Re: Postfix: No server certs available. TLS can't be enabled

Post by nucknuck » 2008-08-11 09:01

Nicht streiten Jungs :)
Eine Lady braucht doch nur einen Ratschlag.
Wie komme(n) ich (wir) denn nun weiter?

Roger Wilco
Administrator
Administrator
Posts: 6001
Joined: 2004-05-23 12:53

Re: Postfix: No server certs available. TLS can't be enabled

Post by Roger Wilco » 2008-08-11 11:28

nucknuck wrote:Wie komme(n) ich (wir) denn nun weiter?

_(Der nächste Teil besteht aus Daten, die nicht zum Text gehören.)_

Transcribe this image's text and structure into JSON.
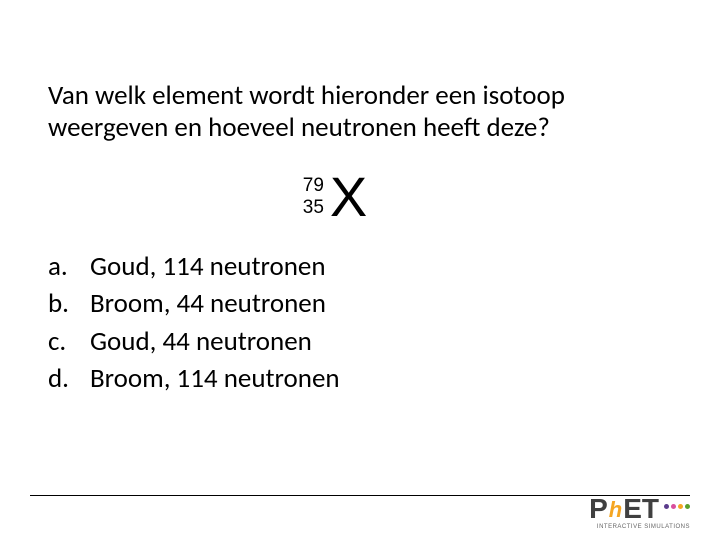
{
  "question": "Van welk element wordt hieronder een isotoop weergeven en hoeveel neutronen heeft deze?",
  "isotope": {
    "mass": "79",
    "atomic": "35",
    "symbol": "X"
  },
  "options": [
    {
      "letter": "a.",
      "text": "Goud, 114 neutronen"
    },
    {
      "letter": "b.",
      "text": "Broom, 44 neutronen"
    },
    {
      "letter": "c.",
      "text": "Goud, 44 neutronen"
    },
    {
      "letter": "d.",
      "text": "Broom, 114 neutronen"
    }
  ],
  "logo": {
    "p": "P",
    "h": "h",
    "et": "ET",
    "sub": "INTERACTIVE SIMULATIONS",
    "dot_colors": [
      "#5b3b8c",
      "#d94f9d",
      "#f5a623",
      "#5aa02c"
    ]
  },
  "colors": {
    "text": "#000000",
    "background": "#ffffff"
  }
}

Das steht in den beiden Beiträgen vor deinem letzten.

User avatar
daemotron
Administrator
Administrator
Posts: 2800
Joined: 2004-01-21 17:44

Re: Postfix: No server certs available. TLS can't be enabled

Post by daemotron » 2008-08-11 13:05

nucknuck wrote:Nicht streiten Jungs :)

Würden wir doch nie tun O:)

nucknuck wrote:Wie komme(n) ich (wir) denn nun weiter?

jfreund wrote:Der Auslöser in der vorliegenden Konfiguration ist permit_tls_clientcerts

Schmeiß das aus der Konfiguration raus, dann sollte Postfix sich nicht mehr über fehlende Zertifikate beschweren. Client-Authentifizierung mittels Zertifikat wird sowieso so gut wie überhaupt nicht eingesetzt, und die wenigsten MUAs beherrschen es überhaupt.